Celia Fidalgo leads product development at Cambridge Cognition. She shapes how speech analysis tools are used in novel applications within healthcare and clinical trials, working cross-functionally with R&D and machine learning teams to develop innovative solutions. Celia obtained her Ph.D. in cognitive neuroscience from the University of Toronto, studying aging and memory loss in Alzheimer's disease.
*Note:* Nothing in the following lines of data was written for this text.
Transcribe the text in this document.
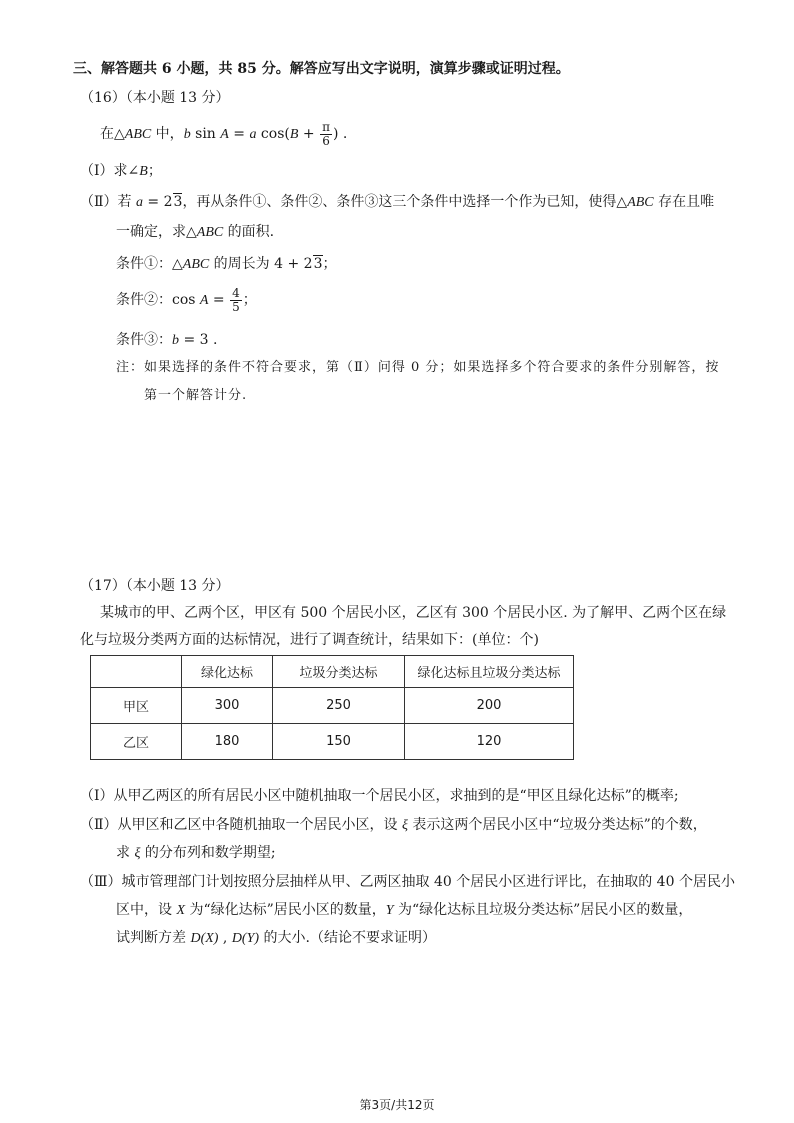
三、解答题共 6 小题，共 85 分。解答应写出文字说明，演算步骤或证明过程。
（16）（本小题 13 分）
在△ABC 中，b sin A = a $\cos(B + \frac{\pi}{6}$ ) .
（Ⅰ）求∠B；
（Ⅱ）若 a = 23，再从条件①、条件②、条件③这三个条件中选择一个作为已知，使得△ABC 存在且唯
一确定，求△ABC 的面积.
条件①：△ABC 的周长为 4 + 23；
条件②：$\cos A = \frac{4}{5}$ ；
条件③：b = 3 .
注：如果选择的条件不符合要求，第（Ⅱ）问得 0 分；如果选择多个符合要求的条件分别解答，按
第一个解答计分.
（17）（本小题 13 分）
某城市的甲、乙两个区，甲区有 500 个居民小区，乙区有 300 个居民小区. 为了解甲、乙两个区在绿
化与垃圾分类两方面的达标情况，进行了调查统计，结果如下：(单位：个)
	绿化达标	垃圾分类达标	绿化达标且垃圾分类达标
甲区	300	250	200
乙区	180	150	120
（Ⅰ）从甲乙两区的所有居民小区中随机抽取一个居民小区，求抽到的是“甲区且绿化达标”的概率;
（Ⅱ）从甲区和乙区中各随机抽取一个居民小区，设 ξ 表示这两个居民小区中“垃圾分类达标”的个数，
求 ξ 的分布列和数学期望;
（Ⅲ）城市管理部门计划按照分层抽样从甲、乙两区抽取 40 个居民小区进行评比，在抽取的 40 个居民小
区中，设 X 为“绿化达标”居民小区的数量，Y 为“绿化达标且垃圾分类达标”居民小区的数量，
试判断方差 D(X) , D(Y) 的大小.（结论不要求证明）
第3页/共12页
Professor John Harrison is a cognition expert whose principal professional interest is helping people understand, maintain, and enhance their cognitive skills. John is chief scientific officer at Scottish Brain Sciences, a clinical trial and neuroscientific research company. In the past 25 years, John has assisted more than 80 CNS drug development organizations with the selection and integration of cognitive testing into therapeutic development programs. His work in Alzheimer’s disease dates back to his participation in the studies of compound AN1792, for which he developed the Neuropsychological Test Battery (NTB). Variants of the NTB have since been a common feature of CNS focused treatment development programs. His work in psychiatric indications includes the development and registration of Brintellix. John is also an associate professor with the AUmc Alzheimer Center and visiting professor at King’s College London. He holds Chartered Psychologist status and has authored/co-authored more than 100 books and scientific articles, including a popular neuroscience book, “Synaesthesia: The Strangest Thing.”